マピオンが運営する「ケータイ国盗り合戦」は、スマートフォンやケータイで楽しむスタンプラリーゲームである。日本国内が600の“国”に区分けされており、エリア内でケータイ画面の「国盗り!」ボタンを押すと制覇したことになる。位置情報機能がついたケータイやスマホならではの遊び方。自分の足を使って日本中を動き回り、「制覇した国数」をコレクションし、日本地図を埋めていくのがこのゲームの醍醐味だ。
107万人いる国盗りユーザーのうち、72.8%が30代以上。また、会社員(公務員を含む)が全体の78.5%を占める。要するに「出張や仕事で外出が多い大人のビジネスマン」が楽しんでいる様子が見て取れる。
驚くべきは、この国盗りユーザーたちの“行動力”と“消費力”だ。
なにしろ、制覇した国を増やすには、自分の足で動き回らなければならない。そして、ある目的地に向かって国盗りユーザーたちが行動するということは、それを集客の力に利用することができる。それを見込んで、毎年のように企業タイアップイベントが組まれている。
2011年1月には日本航空と沖縄の本島・離島を巡る期間限定のスタンプラリーを企画。閑散期の沖縄に8500人を動員(県外参加者8000人)し、攻略スポット効率的に周れる1泊2日の弾丸ツアー(3万8000円~)には580組が参加した。
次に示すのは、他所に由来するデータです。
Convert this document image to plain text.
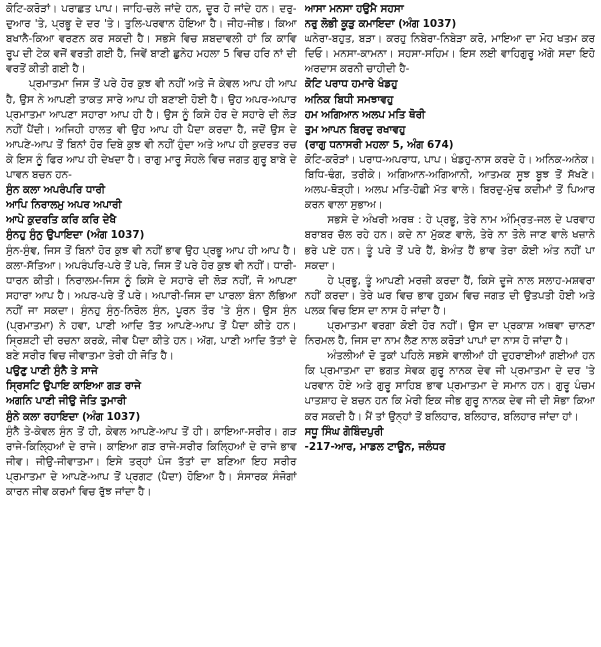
ਕੋਟਿ-ਕਰੋੜਾਂ। ਪਰਾਛਤ ਪਾਪ। ਜਾਹਿ-ਚਲੇ ਜਾਂਦੇ ਹਨ, ਦੂਰ ਹੋ ਜਾਂਦੇ ਹਨ। ਦਰੁ-ਦੁਆਰ 'ਤੇ, ਪ੍ਰਭੂ ਦੇ ਦਰ 'ਤੇ। ਤੁਲਿ-ਪਰਵਾਨ ਹੋਇਆ ਹੈ। ਜੀਹ-ਜੀਭ। ਕਿਆ ਬਖਾਨੈ-ਕਿਆ ਵਰਣਨ ਕਰ ਸਕਦੀ ਹੈ। ਸਭਸੇ ਵਿਚ ਸ਼ਬਦਾਵਲੀ ਹਾਂ ਕਿ ਕਾਵਿ ਰੂਪ ਦੀ ਟੇਕ ਵਜੋਂ ਵਰਤੀ ਗਈ ਹੈ, ਜਿਵੇਂ ਬਾਣੀ ਛੁਨੇਹ ਮਹਲਾ 5 ਵਿਚ ਹਰਿ ਨਾਂ ਦੀ ਵਰਤੋਂ ਕੀਤੀ ਗਈ ਹੈ।
ਪ੍ਰਮਾਤਮਾ ਜਿਸ ਤੋਂ ਪਰੇ ਹੋਰ ਕੁਝ ਵੀ ਨਹੀਂ ਅਤੇ ਜੋ ਕੇਵਲ ਆਪ ਹੀ ਆਪ ਹੈ, ਉਸ ਨੇ ਆਪਣੀ ਤਾਕਤ ਸਾਰੇ ਆਪ ਹੀ ਬਣਾਈ ਹੋਈ ਹੈ। ਉਹ ਅਪਰ-ਅਪਾਰ ਪ੍ਰਮਾਤਮਾ ਆਪਣਾ ਸਹਾਰਾ ਆਪ ਹੀ ਹੈ। ਉਸ ਨੂੰ ਕਿਸੇ ਹੋਰ ਦੇ ਸਹਾਰੇ ਦੀ ਲੋੜ ਨਹੀਂ ਪੈਂਦੀ। ਅਜਿਹੀ ਹਾਲਤ ਵੀ ਉਹ ਆਪ ਹੀ ਪੈਦਾ ਕਰਦਾ ਹੈ, ਜਦੋਂ ਉਸ ਦੇ ਆਪਣੇ-ਆਪ ਤੋਂ ਬਿਨਾਂ ਹੋਰ ਦਿਬੇ ਕੁਝ ਵੀ ਨਹੀਂ ਹੁੰਦਾ ਅਤੇ ਆਪ ਹੀ ਕੁਦਰਤ ਰਚ ਕੇ ਇਸ ਨੂੰ ਫਿਰ ਆਪ ਹੀ ਦੇਖਦਾ ਹੈ। ਰਾਗੁ ਮਾਰੂ ਸੋਹਲੇ ਵਿਚ ਜਗਤ ਗੁਰੂ ਬਾਬੇ ਦੇ ਪਾਵਨ ਬਚਨ ਹਨ-
ਸੁੰਨ ਕਲਾ ਅਪਰੰਪਰਿ ਧਾਰੀ
ਆਪਿ ਨਿਰਾਲਮੁ ਅਪਰ ਅਪਾਰੀ
ਆਪੇ ਕੁਦਰਤਿ ਕਰਿ ਕਰਿ ਦੇਖੈ
ਸੁੰਨਹੁ ਸੁੰਨੁ ਉਪਾਇਦਾ (ਅੰਗ 1037)
ਸੁੰਨ-ਸੁੰਞ, ਜਿਸ ਤੋਂ ਬਿਨਾਂ ਹੋਰ ਕੁਝ ਵੀ ਨਹੀਂ ਭਾਵ ਉਹ ਪ੍ਰਭੂ ਆਪ ਹੀ ਆਪ ਹੈ। ਕਲਾ-ਸੱਤਿਆ। ਅਪਰੰਪਰਿ-ਪਰੇ ਤੋਂ ਪਰੇ, ਜਿਸ ਤੋਂ ਪਰੇ ਹੋਰ ਕੁਝ ਵੀ ਨਹੀਂ। ਧਾਰੀ-ਧਾਰਨ ਕੀਤੀ। ਨਿਰਾਲਮ-ਜਿਸ ਨੂੰ ਕਿਸੇ ਦੇ ਸਹਾਰੇ ਦੀ ਲੋੜ ਨਹੀਂ, ਜੋ ਆਪਣਾ ਸਹਾਰਾ ਆਪ ਹੈ। ਅਪਰ-ਪਰੇ ਤੋਂ ਪਰੇ। ਅਪਾਰੀ-ਜਿਸ ਦਾ ਪਾਰਲਾ ਬੰਨਾ ਲੱਭਿਆ ਨਹੀਂ ਜਾ ਸਕਦਾ। ਸੁੰਨਹੁ ਸੁੰਨੁ-ਨਿਰੋਲ ਸੁੰਨ, ਪੂਰਨ ਤੌਰ 'ਤੇ ਸੁੰਨ। ਉਸ ਸੁੰਨ (ਪ੍ਰਮਾਤਮਾ) ਨੇ ਹਵਾ, ਪਾਣੀ ਆਦਿ ਤੱਤ ਆਪਣੇ-ਆਪ ਤੋਂ ਪੈਦਾ ਕੀਤੇ ਹਨ। ਸ੍ਰਿਸ਼ਟੀ ਦੀ ਰਚਨਾ ਕਰਕੇ, ਜੀਵ ਪੈਦਾ ਕੀਤੇ ਹਨ। ਅੱਗ, ਪਾਣੀ ਆਦਿ ਤੱਤਾਂ ਦੇ ਬਣੇ ਸਰੀਰ ਵਿਚ ਜੀਵਾਤਮਾ ਤੇਰੀ ਹੀ ਜੋਤਿ ਹੈ।
ਪਉਣੁ ਪਾਣੀ ਸੁੰਨੈ ਤੇ ਸਾਜੇ
ਸ੍ਰਿਸਟਿ ਉਪਾਇ ਕਾਇਆ ਗੜ ਰਾਜੇ
ਅਗਨਿ ਪਾਣੀ ਜੀਉ ਜੋਤਿ ਤੁਮਾਰੀ
ਸੁੰਨੇ ਕਲਾ ਰਹਾਇਦਾ (ਅੰਗ 1037)
ਸੁੰਨੈ ਤੇ-ਕੇਵਲ ਸੁੰਨ ਤੋਂ ਹੀ, ਕੇਵਲ ਆਪਣੇ-ਆਪ ਤੋਂ ਹੀ। ਕਾਇਆ-ਸਰੀਰ। ਗੜ ਰਾਜੇ-ਕਿਲ੍ਹਿਆਂ ਦੇ ਰਾਜੇ। ਕਾਇਆ ਗੜ ਰਾਜੇ-ਸਰੀਰ ਕਿਲ੍ਹਿਆਂ ਦੇ ਰਾਜੇ ਭਾਵ ਜੀਵ। ਜੀਉ-ਜੀਵਾਤਮਾ। ਇਸੇ ਤਰ੍ਹਾਂ ਪੰਜ ਤੱਤਾਂ ਦਾ ਬਣਿਆ ਇਹ ਸਰੀਰ ਪ੍ਰਮਾਤਮਾ ਦੇ ਆਪਣੇ-ਆਪ ਤੋਂ ਪ੍ਰਗਟ (ਪੈਦਾ) ਹੋਇਆ ਹੈ। ਸੰਸਾਰਕ ਸੰਜੋਗਾਂ ਕਾਰਨ ਜੀਵ ਕਰਮਾਂ ਵਿਚ ਰੁੱਝ ਜਾਂਦਾ ਹੈ।
ਆਸਾ ਮਨਸਾ ਹਉਮੈ ਸਹਸਾ
ਨਰੁ ਲੋਭੀ ਕੂੜੁ ਕਮਾਇਦਾ (ਅੰਗ 1037)
ਘਨੇਰਾ-ਬਹੁਤ, ਬੜਾ। ਕਰਹੁ ਨਿਬੇਰਾ-ਨਿਬੇੜਾ ਕਰੋ, ਮਾਇਆ ਦਾ ਮੋਹ ਖਤਮ ਕਰ ਦਿਓ। ਮਨਸਾ-ਕਾਮਨਾ। ਸਹਸਾ-ਸਹਿਮ। ਇਸ ਲਈ ਵਾਹਿਗੁਰੂ ਅੱਗੇ ਸਦਾ ਇਹੋ ਅਰਦਾਸ ਕਰਨੀ ਚਾਹੀਦੀ ਹੈ-
ਕੋਟਿ ਪਰਾਧ ਹਮਾਰੇ ਖੰਡਹੁ
ਅਨਿਕ ਬਿਧੀ ਸਮਝਾਵਹੁ
ਹਮ ਅਗਿਆਨ ਅਲਪ ਮਤਿ ਥੋਰੀ
ਤੁਮ ਆਪਨ ਬਿਰਦੁ ਰਖਾਵਹੁ
(ਰਾਗੁ ਧਨਾਸਰੀ ਮਹਲਾ 5, ਅੰਗ 674)
ਕੋਟਿ-ਕਰੋੜਾਂ। ਪਰਾਧ-ਅਪਰਾਧ, ਪਾਪ। ਖੰਡਹੁ-ਨਾਸ ਕਰਦੇ ਹੋ। ਅਨਿਕ-ਅਨੇਕ। ਬਿਧਿ-ਢੰਗ, ਤਰੀਕੇ। ਅਗਿਆਨ-ਅਗਿਆਨੀ, ਆਤਮਕ ਸੂਝ ਬੂਝ ਤੋਂ ਸੱਖਣੇ। ਅਲਪ-ਥੋੜ੍ਹੀ। ਅਲਪ ਮਤਿ-ਹੋਛੀ ਮੱਤ ਵਾਲੇ। ਬਿਰਦੁ-ਮੁੱਢ ਕਦੀਮਾਂ ਤੋਂ ਪਿਆਰ ਕਰਨ ਵਾਲਾ ਸੁਭਾਅ।
ਸਭਸੇ ਦੇ ਅੰਖਰੀ ਅਰਥ : ਹੇ ਪ੍ਰਭੂ, ਤੇਰੇ ਨਾਮ ਅੰਮ੍ਰਿਤ-ਜਲ ਦੇ ਪਰਵਾਹ ਬਰਾਬਰ ਚੱਲ ਰਹੇ ਹਨ। ਕਦੇ ਨਾ ਮੁੱਕਣ ਵਾਲੇ, ਤੇਰੇ ਨਾ ਤੋਲੇ ਜਾਣ ਵਾਲੇ ਖਜ਼ਾਨੇ ਭਰੇ ਪਏ ਹਨ। ਤੂੰ ਪਰੇ ਤੋਂ ਪਰੇ ਹੈਂ, ਬੇਅੰਤ ਹੈਂ ਭਾਵ ਤੇਰਾ ਕੋਈ ਅੰਤ ਨਹੀਂ ਪਾ ਸਕਦਾ।
ਹੇ ਪ੍ਰਭੂ, ਤੂੰ ਆਪਣੀ ਮਰਜ਼ੀ ਕਰਦਾ ਹੈਂ, ਕਿਸੇ ਦੂਜੇ ਨਾਲ ਸਲਾਹ-ਮਸ਼ਵਰਾ ਨਹੀਂ ਕਰਦਾ। ਤੇਰੇ ਘਰ ਵਿਚ ਭਾਵ ਹੁਕਮ ਵਿਚ ਜਗਤ ਦੀ ਉਤਪਤੀ ਹੋਈ ਅਤੇ ਪਲਕ ਵਿਚ ਇਸ ਦਾ ਨਾਸ ਹੋ ਜਾਂਦਾ ਹੈ।
ਪ੍ਰਮਾਤਮਾ ਵਰਗਾ ਕੋਈ ਹੋਰ ਨਹੀਂ। ਉਸ ਦਾ ਪ੍ਰਕਾਸ਼ ਅਥਵਾ ਚਾਨਣਾ ਨਿਰਮਲ ਹੈ, ਜਿਸ ਦਾ ਨਾਮ ਲੈਣ ਨਾਲ ਕਰੋੜਾਂ ਪਾਪਾਂ ਦਾ ਨਾਸ ਹੋ ਜਾਂਦਾ ਹੈ।
ਅੰਤਲੀਆਂ ਦੋ ਤੁਕਾਂ ਪਹਿਲੇ ਸਭਸੇ ਵਾਲੀਆਂ ਹੀ ਦੁਹਰਾਈਆਂ ਗਈਆਂ ਹਨ ਕਿ ਪ੍ਰਮਾਤਮਾ ਦਾ ਭਗਤ ਸੇਵਕ ਗੁਰੂ ਨਾਨਕ ਦੇਵ ਜੀ ਪ੍ਰਮਾਤਮਾ ਦੇ ਦਰ 'ਤੇ ਪਰਵਾਨ ਹੋਏ ਅਤੇ ਗੁਰੂ ਸਾਹਿਬ ਭਾਵ ਪ੍ਰਮਾਤਮਾ ਦੇ ਸਮਾਨ ਹਨ। ਗੁਰੂ ਪੰਚਮ ਪਾਤਸ਼ਾਹ ਦੇ ਬਚਨ ਹਨ ਕਿ ਮੇਰੀ ਇਕ ਜੀਭ ਗੁਰੂ ਨਾਨਕ ਦੇਵ ਜੀ ਦੀ ਸੋਭਾ ਕਿਆ ਕਰ ਸਕਦੀ ਹੈ। ਮੈਂ ਤਾਂ ਉਨ੍ਹਾਂ ਤੋਂ ਬਲਿਹਾਰ, ਬਲਿਹਾਰ, ਬਲਿਹਾਰ ਜਾਂਦਾ ਹਾਂ।
ਸਧੂ ਸਿੰਘ ਗੋਬਿੰਦਪੁਰੀ
-217-ਆਰ, ਮਾਡਲ ਟਾਊਨ, ਜਲੰਧਰ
サントリーとローソンは今年5月28日から6月10日まで、全国のローソンで、缶コーヒーBOSSなどの対象商品を買うと国盗り限定アイテムがもらえるキャンペーンを開始。今年で2回目となるキャンペーンだが、毎年ローソンから対象商品が“消失”するという現象を引き起こしている。昨年は1人で700本以上買った猛者もいたという。
東京急行電鉄も4月下旬から6月上旬にかけて、東急沿線の駅や商業施設を巡ってアイテムを収集するイベント「国盗りおにごっこ」を実施。3回目となる今年は、期間中2万人を動員し、集客に成果を挙げたほか、ゲーム特典が付いたオリジナルの1日周遊きっぷを3パターン、各5000枚用意したところ、即完売となった。「実際に使うのでなく、コレクションアイテムとして人気だった」(東急電鉄)という。
地域活性化にも一役買っている。今年1~2月に実施された、東京スカイツリーと東京タワーのある東京墨田区と港区でのイベントでは、スタンプラリーに加えて区内の商店街で買い物すると特典がもらえるとあって、のべ13万人以上が参加。商店街に4000万円以上の売上げをもたらした。
この消費力に本誌も目を付けたわけである。
一大イベント「夏の陣」に合わせ
特典満載の綴じ込み附録
「週刊ダイヤモンド」では7月27日号で「ゲームウォーズ」と題した特集を組んだ。ゲーム業界の最新動向に加え、ゲームが持つ“人を惹きつける仕組み”を集客やマーケティングや組織運営に活用する「ゲーミフィケーション」と呼ばれる手法を紹介した特集だが、その中で国盗り合戦とのコラボ企画を盛り込んだのだ。